June 1st marked the hundredth anniversary of Marilyn Monroe's birth, and across Spain's major media outlets, the occasion became an invitation to reckon with what she left behind. El País curated ten of her films worth revisiting. La Vanguardia examined the texture of her romantic entanglements—the jealousy, the infidelities, the relationships shadowed by power imbalances. Tribuna de Salamanca traced the arc of her ambition, how a blonde woman's hunger for something more became the blueprint for a myth that would outlast her by decades. RTVE.es and Vogue España both turned their attention to photographs, some of them rarely seen before, that seemed to confirm what many had long suspected: Monroe possessed an almost supernatural understanding of the camera's gaze, a knowledge of how to be looked at that went deeper than mere beauty.
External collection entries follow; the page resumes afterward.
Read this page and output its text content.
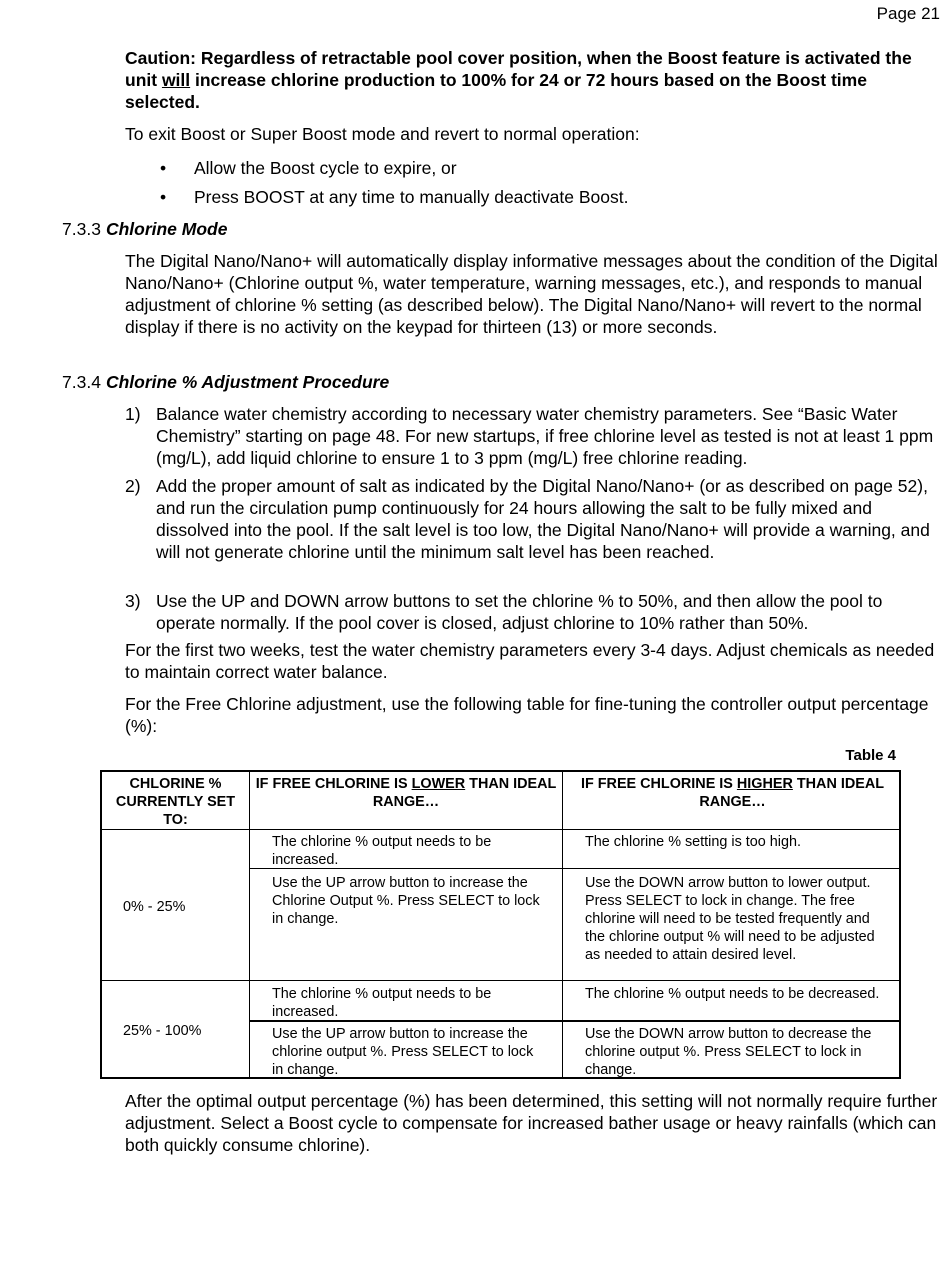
Page 21
Caution: Regardless of retractable pool cover position, when the Boost feature is activated the unit will increase chlorine production to 100% for 24 or 72 hours based on the Boost time selected.
To exit Boost or Super Boost mode and revert to normal operation:
• Allow the Boost cycle to expire, or
• Press BOOST at any time to manually deactivate Boost.
7.3.3 Chlorine Mode
The Digital Nano/Nano+ will automatically display informative messages about the condition of the Digital Nano/Nano+ (Chlorine output %, water temperature, warning messages, etc.), and responds to manual adjustment of chlorine % setting (as described below). The Digital Nano/Nano+ will revert to the normal display if there is no activity on the keypad for thirteen (13) or more seconds.
7.3.4 Chlorine % Adjustment Procedure
1) Balance water chemistry according to necessary water chemistry parameters. See “Basic Water Chemistry” starting on page 48. For new startups, if free chlorine level as tested is not at least 1 ppm (mg/L), add liquid chlorine to ensure 1 to 3 ppm (mg/L) free chlorine reading.
2) Add the proper amount of salt as indicated by the Digital Nano/Nano+ (or as described on page 52), and run the circulation pump continuously for 24 hours allowing the salt to be fully mixed and dissolved into the pool. If the salt level is too low, the Digital Nano/Nano+ will provide a warning, and will not generate chlorine until the minimum salt level has been reached.
3) Use the UP and DOWN arrow buttons to set the chlorine % to 50%, and then allow the pool to operate normally. If the pool cover is closed, adjust chlorine to 10% rather than 50%.
For the first two weeks, test the water chemistry parameters every 3-4 days. Adjust chemicals as needed to maintain correct water balance.
For the Free Chlorine adjustment, use the following table for fine-tuning the controller output percentage (%):
Table 4
CHLORINE % CURRENTLY SET TO:
IF FREE CHLORINE IS LOWER THAN IDEAL RANGE…
IF FREE CHLORINE IS HIGHER THAN IDEAL RANGE…
0% - 25%
The chlorine % output needs to be increased.
The chlorine % setting is too high.
Use the UP arrow button to increase the Chlorine Output %. Press SELECT to lock in change.
Use the DOWN arrow button to lower output. Press SELECT to lock in change. The free chlorine will need to be tested frequently and the chlorine output % will need to be adjusted as needed to attain desired level.
25% - 100%
The chlorine % output needs to be increased.
The chlorine % output needs to be decreased.
Use the UP arrow button to increase the chlorine output %. Press SELECT to lock in change.
Use the DOWN arrow button to decrease the chlorine output %. Press SELECT to lock in change.
After the optimal output percentage (%) has been determined, this setting will not normally require further adjustment. Select a Boost cycle to compensate for increased bather usage or heavy rainfalls (which can both quickly consume chlorine).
What emerged from this collective remembrance was not a simple portrait but a refraction—Monroe scattered across novels and paintings and songs, her image remade by each medium that touched it. She had become, in the language of one outlet, an icon converted into art, which is another way of saying she had transcended the particularity of her own life and entered the realm of symbol. The centennial coverage did not shy away from the harder parts of that life: the toxic loves, the men who wanted to own her or diminish her, the ways power moved through her relationships like an invisible current. But it also acknowledged something else—that her relationship with the lens, with being seen, was distinctive enough to merit study a hundred years later.
The newly surfaced photographs seemed to matter most. They were not the famous images, the ones reproduced so often they had become almost abstract. These were different—quieter perhaps, or more intimate, or simply less worn by time and repetition. They suggested that Monroe had understood something about photography that went beyond posing, that she had grasped the medium's capacity to hold contradiction: to be both utterly present and utterly constructed, both real and performed. In the hands of Spanish journalists and critics, these images became evidence of something worth preserving—not just her fame, but her intelligence about how to exist within the frame.
Citas Notables
Monroe's legacy extends beyond cinema to influence literature, visual art, and music, reflecting her enduring status as a cultural icon— Spanish media outlets
La Conversación del Hearth Otra perspectiva de la historia
Why does a centennial matter now, a hundred years after someone's birth? What changes about how we see her?
The distance itself changes things. You can finally separate the person from the legend. The toxic relationships, the power imbalances—those become visible in a way they couldn't when people who knew her were still alive.
So it's safer to tell the truth about her now?
Not safer exactly. But clearer. We're not protecting anyone's feelings or reputation. We can look at what happened without the noise of her own era.
The coverage mentions newly discovered photographs. Why would those matter more than the famous ones?
Because the famous ones have been looked at so many times they've become almost empty. The new ones still have texture. They show her thinking, or resting, or something other than performing for the world.
Is that what the centennial is really about—finding the person underneath the icon?
It's about acknowledging that the icon is real too. She didn't just become a myth by accident. She understood the camera. She understood how to be seen. That intelligence is worth studying.